Quick Lesson Learned About Using Google Mocks
Lesson: Don’t use InSequence unless you have a really good reason to do so.
It is obvious that requiring mock calls to be in a particular order leads to fragile tests. I can deal with that. What may not be so obvious, is that the tests may fail in ways which don’t immediately lead you to deduce what caused the failure.
I added a new mock class and a new EXPECT_CALL, and didn’t notice that it fell after an InSequence meant to govern calls on a different mock. The code segfaulted with:
Unexpected mock function call - returning default value. Function call: getFoo() The mock function has no default action set, and its return type has no default value set.
I could clearly see that I was setting the default action. As this was the first test in the suite and the tests stopped cold on the segfault, I couldn’t see the reason it didn’t think there was a return value specified. It wasn’t until I reordered the tests and started comparing a test that worked line by line with the test that failed that I discovered the issue.

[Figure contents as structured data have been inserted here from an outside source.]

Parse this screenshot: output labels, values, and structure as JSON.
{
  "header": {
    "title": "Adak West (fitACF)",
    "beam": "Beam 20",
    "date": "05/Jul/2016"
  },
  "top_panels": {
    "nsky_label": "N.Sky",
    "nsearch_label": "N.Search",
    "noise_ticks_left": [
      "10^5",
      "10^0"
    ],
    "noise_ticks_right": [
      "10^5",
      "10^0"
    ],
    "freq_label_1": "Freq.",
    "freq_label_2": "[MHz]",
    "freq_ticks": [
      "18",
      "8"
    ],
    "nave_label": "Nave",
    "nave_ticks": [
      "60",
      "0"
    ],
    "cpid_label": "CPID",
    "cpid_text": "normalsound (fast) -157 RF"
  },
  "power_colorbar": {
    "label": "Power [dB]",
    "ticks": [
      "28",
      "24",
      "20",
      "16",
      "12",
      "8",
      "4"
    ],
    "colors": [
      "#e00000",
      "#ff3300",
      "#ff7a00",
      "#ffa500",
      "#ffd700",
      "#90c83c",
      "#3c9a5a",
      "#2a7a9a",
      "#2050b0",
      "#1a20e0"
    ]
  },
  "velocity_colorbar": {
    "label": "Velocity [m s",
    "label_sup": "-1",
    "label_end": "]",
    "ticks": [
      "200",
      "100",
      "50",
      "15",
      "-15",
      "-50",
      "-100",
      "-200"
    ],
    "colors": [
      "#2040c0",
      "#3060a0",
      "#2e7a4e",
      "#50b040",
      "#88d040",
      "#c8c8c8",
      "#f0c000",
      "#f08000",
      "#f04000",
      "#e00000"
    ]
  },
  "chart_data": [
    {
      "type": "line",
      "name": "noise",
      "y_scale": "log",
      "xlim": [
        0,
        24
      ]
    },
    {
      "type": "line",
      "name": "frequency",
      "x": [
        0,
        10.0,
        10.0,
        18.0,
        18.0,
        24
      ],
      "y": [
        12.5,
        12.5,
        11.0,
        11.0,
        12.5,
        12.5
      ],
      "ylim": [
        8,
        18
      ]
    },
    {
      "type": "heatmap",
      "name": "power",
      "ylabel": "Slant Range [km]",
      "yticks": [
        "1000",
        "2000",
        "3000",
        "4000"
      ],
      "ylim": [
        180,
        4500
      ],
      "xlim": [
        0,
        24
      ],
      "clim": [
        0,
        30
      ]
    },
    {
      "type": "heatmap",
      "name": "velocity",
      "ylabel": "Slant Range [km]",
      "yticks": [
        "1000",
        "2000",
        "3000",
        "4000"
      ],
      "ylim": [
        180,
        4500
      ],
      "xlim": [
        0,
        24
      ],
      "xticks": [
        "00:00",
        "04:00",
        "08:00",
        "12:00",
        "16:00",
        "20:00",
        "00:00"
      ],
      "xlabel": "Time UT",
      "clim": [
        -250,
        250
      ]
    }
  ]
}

By that time I was already stressed out, something unit tests are supposed to alleviate, not cause. Of course, it would have been nice if google mock would have indicated an out of order mock call, instead of this failure. I’m not sure how difficult that would be to fix.
In the mean time, I may shy away from InSequence and it ilk. But, I will still be using google mock. Hopefully I will continue to post tidbits I learn as I delve futher into unit testing, TDD and mocks.